I would also do thumbnails of the pages for myself (can't draw, can do stick figures), to make sure I wasn't putting too much dialogue in the panels so the artist had room to play. Also, by including the dialogue, it told the artist how much negative space they needed to leave for the word balloons/captions to be added. There was a lot of give and take, trying to find the sweet spot between dialogue and action. And occasionally, I'd tell the artist, "Pages 23-25 - fight scene between X & Y in dark alleys. Have fun.", and I'd usually get some pretty kick-ass pages. It was something to let them go wild after following my directions for so long.

Now, if I was working with a really experienced artist, I tended to do more the Marvel style:

Page one

(General Description of what's going to happen on this page)

Page two

(General description, etc. etc. etc.)

And then I'd come in behind them and write the script based on what they delivered.
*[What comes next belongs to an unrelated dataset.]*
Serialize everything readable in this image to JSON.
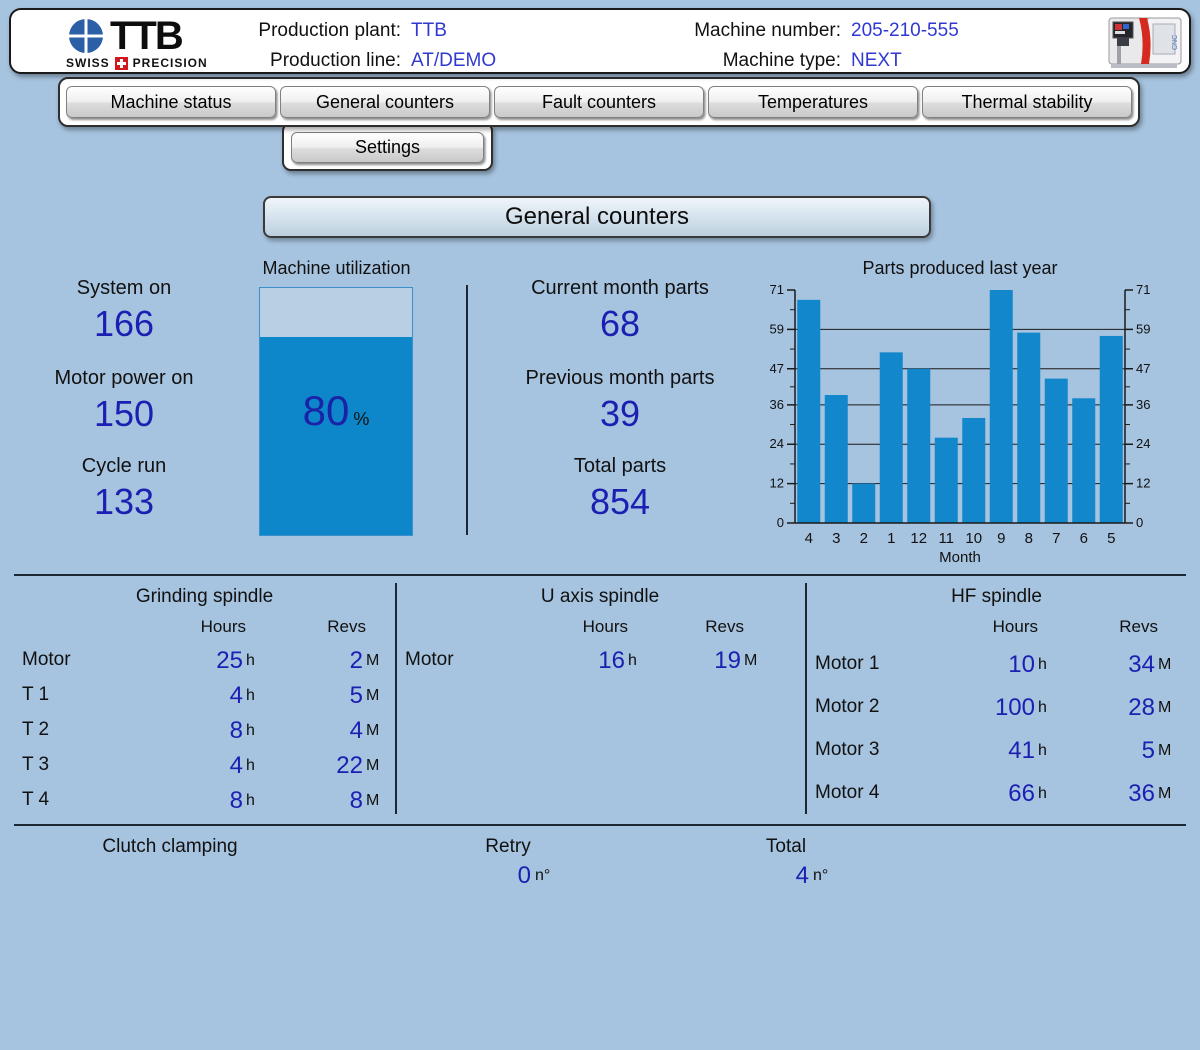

If there was something I specifically needed to happen/appear on a page, I'd lay that out in detail, but I'd trust the artist to deliver a good solid comic page (and to be honest, on occasion, I'd have to send one back for corrections -- this was well before emailing pages was a thing, so Fed-Ex was my closest friend).

Nowdays, with DropBox and other electronic means, it's much easier to collaborate around the country/world. Back in the 90s, shipping the pages around (I lived in West Texas, my penciller was in D.C., inker in Mich, letterer in NYC, and colorist in Arizona) was my second biggest expense putting the books together besides printing them.